Threshold Calibration

To be set after actual run data is collected.

Proposed Threshold Approach

Based on static analysis, the following oracle coverage thresholds are proposed as a starting point for calibration. Actual results may require adjustment.

Metric Proposed Pass Threshold Rationale
oracle_coverage (file_set_match) 0.5 Agent should find at least half the oracle files
oracle_coverage (symbol_resolution) 0.5 At least 1 of 2 symbols
chain_recall (dependency_chain) 0.5 At least half the chain steps
unique_orgs_touched >= 2 (cross-org tasks) Must touch multiple GitHub orgs

Expected MCP Advantage (derived from static analysis)
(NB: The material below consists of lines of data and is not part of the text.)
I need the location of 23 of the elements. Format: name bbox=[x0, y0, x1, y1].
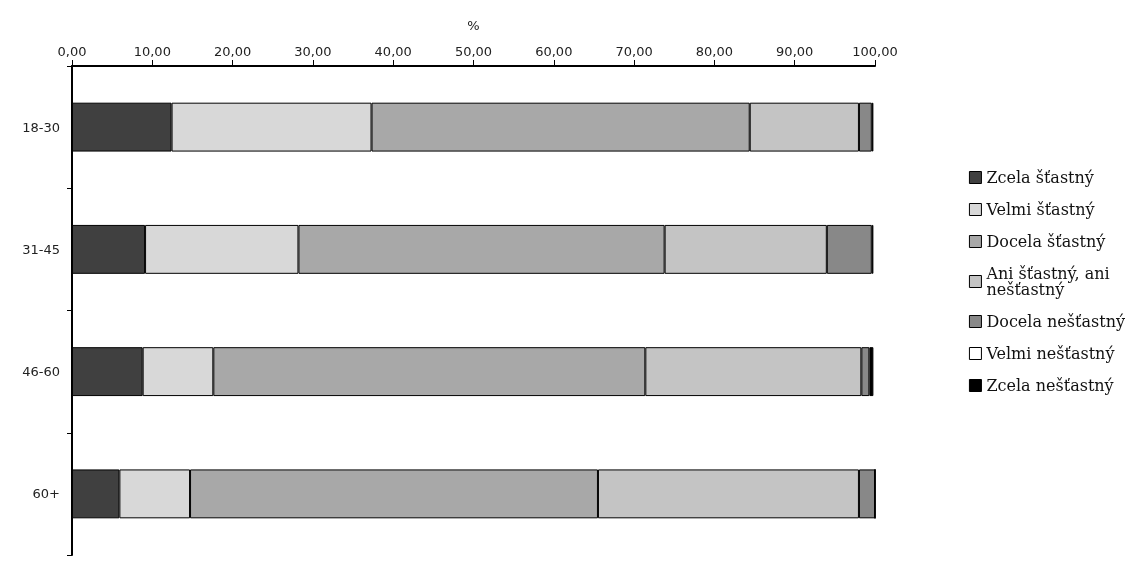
x-tick-label: 80,00 bbox=[695, 44, 734, 59]
y-tick-label: 46-60 bbox=[22, 364, 60, 380]
y-tick-label: 60+ bbox=[32, 486, 60, 502]
legend-label: Ani šťastný, ani nešťastný bbox=[985, 264, 1115, 299]
x-tick-label: 0,00 bbox=[57, 44, 87, 59]
legend-label: Docela nešťastný bbox=[986, 312, 1126, 331]
legend-label: Zcela šťastný bbox=[986, 168, 1094, 187]
x-tick-label: 40,00 bbox=[374, 44, 412, 59]
x-axis-title: % bbox=[467, 18, 480, 33]
y-tick-label: 18-30 bbox=[22, 119, 60, 135]
legend-label: Velmi šťastný bbox=[985, 200, 1095, 219]
x-tick-label: 50,00 bbox=[454, 44, 493, 59]
x-tick-label: 100,00 bbox=[852, 44, 898, 59]
x-tick-label: 10,00 bbox=[133, 44, 171, 59]
legend-label: Zcela nešťastný bbox=[986, 376, 1114, 395]
x-tick-label: 20,00 bbox=[213, 44, 252, 59]
x-tick-label: 60,00 bbox=[535, 44, 573, 59]
legend-label: Docela šťastný bbox=[986, 232, 1106, 251]
x-tick-label: 90,00 bbox=[776, 44, 814, 59]
legend-label: Velmi nešťastný bbox=[985, 344, 1115, 363]
x-tick-label: 30,00 bbox=[294, 44, 332, 59]
y-tick-label: 31-45 bbox=[22, 241, 60, 257]
x-tick-label: 70,00 bbox=[615, 44, 653, 59]
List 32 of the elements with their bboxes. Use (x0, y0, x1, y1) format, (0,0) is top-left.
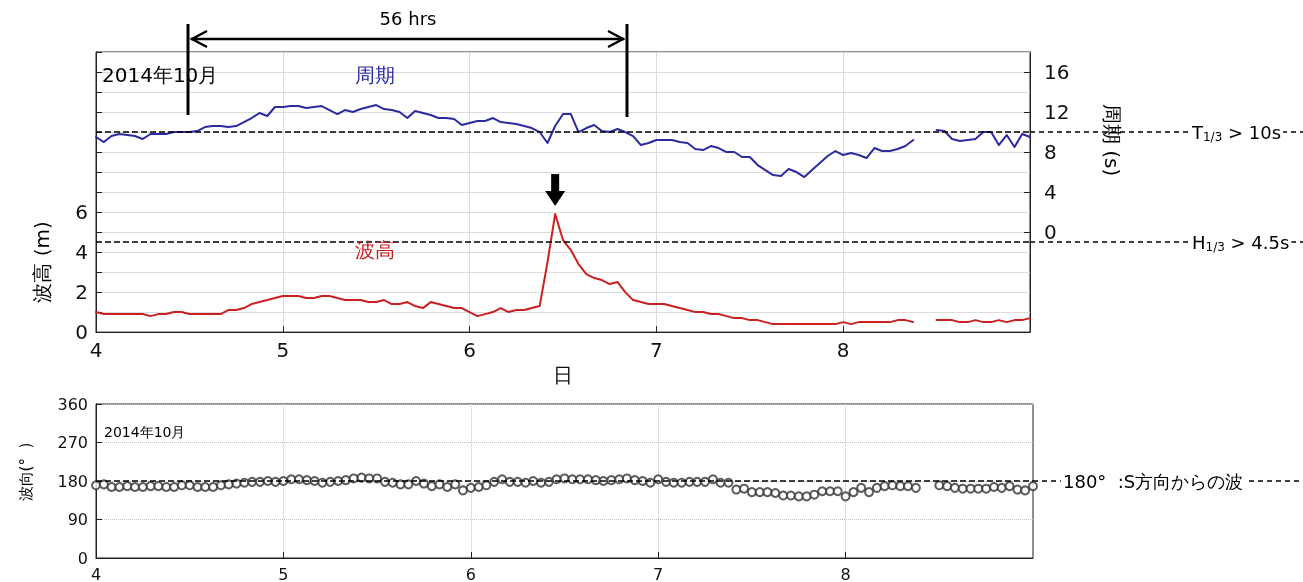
x-tick-label: 7 (650, 338, 663, 363)
x-tick-label: 6 (465, 564, 476, 582)
y-axis-title: 波高 (m) (30, 221, 54, 303)
y2-axis-title: 周期 (s) (1100, 103, 1124, 177)
y2-tick-label: 0 (1044, 220, 1057, 245)
y-tick-label: 4 (75, 240, 88, 265)
y-axis-title: 波向(° ) (17, 442, 35, 502)
x-tick-label: 7 (653, 564, 664, 582)
series-label: 周期 (355, 63, 395, 87)
y2-tick-label: 16 (1044, 60, 1070, 85)
y-tick-label: 6 (75, 200, 88, 225)
y-tick-label: 0 (77, 548, 88, 568)
annotation: 2014年10月 (104, 424, 186, 440)
y-tick-label: 2 (75, 280, 88, 305)
y-tick-label: 0 (75, 320, 88, 345)
x-tick-label: 6 (463, 338, 476, 363)
y-tick-label: 270 (57, 433, 88, 452)
y-tick-label: 180 (57, 471, 88, 491)
x-axis-title: 日 (553, 363, 573, 387)
text: 56 hrs (379, 7, 437, 29)
x-tick-label: 8 (836, 338, 850, 363)
y-tick-label: 360 (57, 394, 88, 414)
y2-tick-label: 4 (1044, 180, 1057, 205)
x-tick-label: 5 (278, 564, 289, 582)
y2-tick-label: 8 (1044, 140, 1057, 165)
y-tick-label: 90 (67, 510, 88, 529)
y2-tick-label: 12 (1044, 100, 1070, 125)
x-tick-label: 5 (276, 338, 290, 363)
x-tick-label: 8 (840, 564, 851, 582)
ref-line-label: 180° :S方向からの波 (1063, 470, 1244, 492)
x-tick-label: 4 (90, 564, 102, 582)
series-label: 波高 (355, 238, 395, 262)
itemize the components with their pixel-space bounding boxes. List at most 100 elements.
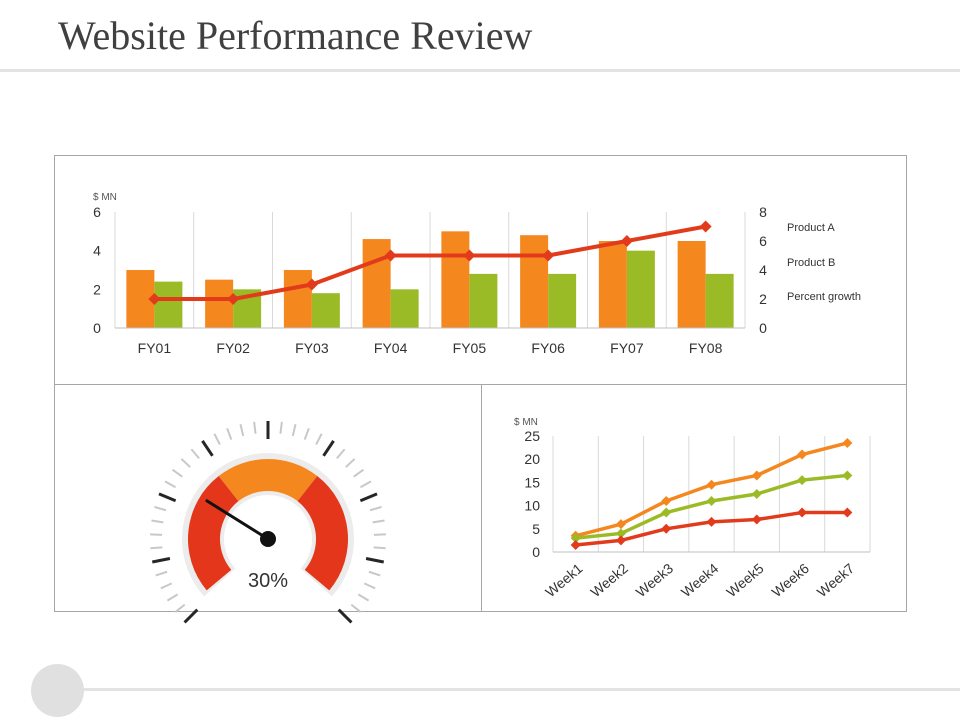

Predicted mean oracle_coverage delta (MCP-Full vs baseline) per category:

Category Expected BL Coverage Expected MCP Coverage Expected Delta
A (cross-repo tracing) ~17% ~100% +83pp
B (security) 0% ~100% +100pp
D (incident) 0% ~100% +100pp
E (onboarding) ~11% ~100% +89pp
G (cross-org) ~25% ~100% +75pp
J (platform) 0% ~100% +100pp

Note: These are theoretical upper bounds for MCP-Full. Actual agent performance will depend on task complexity, LLM capability, and tool usage patterns.

Notes for Follow-up

  1. Threshold calibration: After first run, set recall/precision thresholds in task_spec.json based on actual MCP-Full scores. Target: threshold = 0.7 × median MCP-Full score (leaves room for model variation while excluding total failures).

  2. Deep Search tasks: CCX-onboard-050-ds, CCX-explore-042-ds, CCX-explore-091-ds are designed to benefit from Deep Search synthesis. Compare DS vs keyword_search quality using the rubric judge criteria.json scores.

  3. Decoy precision: For CCX-crossorg-066, CCX-config-trace-010, CCX-incident-031, measure how often baseline agents cite vendored copies as authoritative (false precision). This is a key differentiating signal.

  4. LLM grader for hybrid tasks: Run python3 scripts/run_judge.py --hybrid on E and J Deep Search tasks after results are available.